At Christmas time she sent large, elaborate baskets of fruit to all her friends, belts of hammered silver and Indian turquoise to the Turee children, and hand-tooled leather holsters to Esther’s two boys. On the back of a Christmas card to Joe Hepburn which didn’t arrive until New Year’s she wrote that she had her divorce papers and she and Ronnie were staying temporarily in a motel in Pacific Palisades until she decided on a permanent place. She did not give the name of the motel, or the exact location of Pacific Palisades, which Hepburn had never heard of and couldn’t find on the map.

It seemed as though the Breams, who had once lived in such close proximity, were now trying to get as far away from each other as possible. In Harry’s next letter to Turee, in February, he said he had maneuvered a transfer to Florida. The Kansas City climate was proving too rigorous for Anne, who was inclined to be frail. Enclosed in the letter, almost as an afterthought, was the formal announcement of his wedding.

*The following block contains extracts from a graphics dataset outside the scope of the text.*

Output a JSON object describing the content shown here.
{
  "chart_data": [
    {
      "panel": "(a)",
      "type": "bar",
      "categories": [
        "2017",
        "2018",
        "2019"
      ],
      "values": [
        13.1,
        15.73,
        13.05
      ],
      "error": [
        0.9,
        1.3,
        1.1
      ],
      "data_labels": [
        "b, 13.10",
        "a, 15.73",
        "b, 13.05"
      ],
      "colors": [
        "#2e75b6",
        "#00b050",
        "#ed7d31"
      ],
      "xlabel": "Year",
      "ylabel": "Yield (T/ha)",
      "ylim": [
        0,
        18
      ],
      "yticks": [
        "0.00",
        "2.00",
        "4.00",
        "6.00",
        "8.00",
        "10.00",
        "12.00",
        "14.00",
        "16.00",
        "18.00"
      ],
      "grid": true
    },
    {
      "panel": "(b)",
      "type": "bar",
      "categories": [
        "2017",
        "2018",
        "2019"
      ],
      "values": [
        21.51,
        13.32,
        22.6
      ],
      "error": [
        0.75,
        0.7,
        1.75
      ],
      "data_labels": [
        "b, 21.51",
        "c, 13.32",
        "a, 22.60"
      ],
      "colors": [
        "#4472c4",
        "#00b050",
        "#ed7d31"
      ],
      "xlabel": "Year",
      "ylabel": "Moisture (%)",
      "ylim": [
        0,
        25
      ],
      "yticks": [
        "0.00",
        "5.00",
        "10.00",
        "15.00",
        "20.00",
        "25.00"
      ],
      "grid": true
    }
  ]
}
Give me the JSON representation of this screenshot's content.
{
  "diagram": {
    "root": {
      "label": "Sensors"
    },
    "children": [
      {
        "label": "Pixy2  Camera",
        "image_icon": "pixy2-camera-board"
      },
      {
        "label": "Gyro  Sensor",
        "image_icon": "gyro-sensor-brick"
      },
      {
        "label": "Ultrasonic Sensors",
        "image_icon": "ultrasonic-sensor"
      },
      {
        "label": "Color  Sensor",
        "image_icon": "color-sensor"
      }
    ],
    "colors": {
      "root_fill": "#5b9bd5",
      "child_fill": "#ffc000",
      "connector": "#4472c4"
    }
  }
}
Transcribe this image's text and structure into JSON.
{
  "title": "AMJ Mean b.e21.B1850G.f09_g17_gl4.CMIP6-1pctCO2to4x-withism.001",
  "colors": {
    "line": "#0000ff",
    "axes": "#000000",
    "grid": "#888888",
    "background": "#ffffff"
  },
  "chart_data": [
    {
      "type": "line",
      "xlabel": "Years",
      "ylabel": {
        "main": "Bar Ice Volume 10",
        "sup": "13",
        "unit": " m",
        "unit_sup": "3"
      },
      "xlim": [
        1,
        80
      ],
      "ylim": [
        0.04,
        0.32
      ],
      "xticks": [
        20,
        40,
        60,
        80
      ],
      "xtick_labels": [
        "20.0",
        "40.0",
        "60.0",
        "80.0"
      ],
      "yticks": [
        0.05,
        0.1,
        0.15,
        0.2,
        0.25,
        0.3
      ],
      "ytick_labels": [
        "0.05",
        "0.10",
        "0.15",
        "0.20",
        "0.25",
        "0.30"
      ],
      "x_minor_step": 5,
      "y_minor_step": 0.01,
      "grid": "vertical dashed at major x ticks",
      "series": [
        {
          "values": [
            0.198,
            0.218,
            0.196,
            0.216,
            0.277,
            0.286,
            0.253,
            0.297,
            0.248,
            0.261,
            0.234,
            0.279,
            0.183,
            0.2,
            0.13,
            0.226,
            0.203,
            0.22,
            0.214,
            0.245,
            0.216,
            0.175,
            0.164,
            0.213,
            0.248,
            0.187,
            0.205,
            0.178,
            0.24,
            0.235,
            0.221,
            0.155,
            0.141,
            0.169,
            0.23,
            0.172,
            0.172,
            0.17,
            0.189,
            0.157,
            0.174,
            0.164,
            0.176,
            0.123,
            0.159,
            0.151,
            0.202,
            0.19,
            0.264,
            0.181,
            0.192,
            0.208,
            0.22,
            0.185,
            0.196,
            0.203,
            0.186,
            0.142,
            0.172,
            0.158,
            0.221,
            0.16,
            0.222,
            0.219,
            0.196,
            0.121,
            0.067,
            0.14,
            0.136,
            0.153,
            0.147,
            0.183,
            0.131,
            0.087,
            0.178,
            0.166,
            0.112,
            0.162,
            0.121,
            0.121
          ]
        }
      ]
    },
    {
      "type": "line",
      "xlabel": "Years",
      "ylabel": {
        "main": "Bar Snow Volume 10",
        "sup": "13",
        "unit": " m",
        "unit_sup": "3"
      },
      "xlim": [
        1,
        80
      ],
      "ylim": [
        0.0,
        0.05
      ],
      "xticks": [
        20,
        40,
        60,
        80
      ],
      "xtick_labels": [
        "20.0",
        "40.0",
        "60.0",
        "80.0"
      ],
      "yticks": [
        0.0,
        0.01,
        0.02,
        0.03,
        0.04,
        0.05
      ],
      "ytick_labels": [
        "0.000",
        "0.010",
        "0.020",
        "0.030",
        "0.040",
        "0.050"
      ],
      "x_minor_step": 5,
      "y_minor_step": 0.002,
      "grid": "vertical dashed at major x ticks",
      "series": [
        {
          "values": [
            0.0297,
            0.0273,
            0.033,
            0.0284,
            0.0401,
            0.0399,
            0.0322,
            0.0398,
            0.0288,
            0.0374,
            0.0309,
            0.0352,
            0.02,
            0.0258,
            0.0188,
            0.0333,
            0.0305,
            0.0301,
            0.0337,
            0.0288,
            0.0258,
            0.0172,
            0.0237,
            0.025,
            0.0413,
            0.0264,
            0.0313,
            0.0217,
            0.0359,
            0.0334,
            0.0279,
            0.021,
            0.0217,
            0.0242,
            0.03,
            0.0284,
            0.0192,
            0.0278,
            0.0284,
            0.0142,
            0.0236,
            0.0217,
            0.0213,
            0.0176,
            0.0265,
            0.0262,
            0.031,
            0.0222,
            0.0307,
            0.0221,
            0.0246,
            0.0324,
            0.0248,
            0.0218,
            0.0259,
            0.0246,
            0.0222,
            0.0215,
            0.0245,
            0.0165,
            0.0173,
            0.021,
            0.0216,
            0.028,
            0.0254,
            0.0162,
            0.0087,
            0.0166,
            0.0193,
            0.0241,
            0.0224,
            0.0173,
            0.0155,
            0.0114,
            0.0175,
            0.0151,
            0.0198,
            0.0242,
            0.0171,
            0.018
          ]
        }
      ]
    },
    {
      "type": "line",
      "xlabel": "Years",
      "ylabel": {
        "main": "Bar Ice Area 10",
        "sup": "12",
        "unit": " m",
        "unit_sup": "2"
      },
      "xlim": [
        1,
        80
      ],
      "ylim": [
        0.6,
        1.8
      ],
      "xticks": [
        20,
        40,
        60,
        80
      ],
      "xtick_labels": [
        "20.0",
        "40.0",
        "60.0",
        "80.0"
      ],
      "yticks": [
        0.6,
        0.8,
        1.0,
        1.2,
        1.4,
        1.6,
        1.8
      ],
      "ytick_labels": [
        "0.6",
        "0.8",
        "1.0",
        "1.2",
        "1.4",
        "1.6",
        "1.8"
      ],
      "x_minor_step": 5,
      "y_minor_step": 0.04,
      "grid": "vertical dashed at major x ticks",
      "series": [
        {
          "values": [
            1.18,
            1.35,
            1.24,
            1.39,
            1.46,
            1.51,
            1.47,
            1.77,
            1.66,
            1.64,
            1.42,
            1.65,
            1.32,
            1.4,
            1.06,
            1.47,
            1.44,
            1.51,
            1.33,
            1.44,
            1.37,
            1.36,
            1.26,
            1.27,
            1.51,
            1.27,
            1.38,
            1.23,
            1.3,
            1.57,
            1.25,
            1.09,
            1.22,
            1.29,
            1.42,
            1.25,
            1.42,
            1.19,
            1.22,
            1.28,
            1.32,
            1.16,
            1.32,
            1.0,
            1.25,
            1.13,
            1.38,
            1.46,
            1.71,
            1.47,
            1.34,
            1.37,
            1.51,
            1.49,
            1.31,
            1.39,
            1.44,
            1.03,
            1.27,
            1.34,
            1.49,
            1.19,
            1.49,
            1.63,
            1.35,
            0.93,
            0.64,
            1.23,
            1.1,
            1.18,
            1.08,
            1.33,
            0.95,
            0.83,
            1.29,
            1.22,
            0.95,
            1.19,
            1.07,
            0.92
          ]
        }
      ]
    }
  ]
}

Mr. and Mrs. Paul Davis Dugan announced the marriage of their daughter, Anne, to Mr. Harry Ellsworth Bream.

“Well, that’s that,” Turee said and passed the announcement and the letter across the breakfast table to his wife.

“Yes. Yes, I guess it is.”

“You don’t sound very happy about it. I thought you liked people to get married and live happily ever after and so on. What’s eating you?”

“Oh, there’s something so final about it, seeing it in print like this.”

“Let’s hope it’s final.”

“I can’t help — well, Thelma and Harry always seemed so right for each other. I kept hoping things would work out between them.”

“You’re a great hoper.”

Nancy reread the letter, making little snorting noises of disapproval. “Frail. Huh. She was born and raised in Kansas City, now suddenly she’s too frail. Oh, I bet Harry has picked himself a lemon. A real lemon.

“Nancy, love...”

“What’s more, I hear Florida is hotter than hell in the summer and people are always getting lost in swamps.”

The new Mrs. Bream did not get lost in a swamp. She did, however, become dissatisfied with Florida rather quickly, and once again Harry found himself on the move, this time to a new job, obtained through one of Anne’s relatives, with an oil company in Bolivia. Since he knew nothing about either oil or Bolivia, he expected to be extremely busy and would not have the chance to write as frequently as in the past.

By the time another Christmas rolled around, his letters had ceased entirely.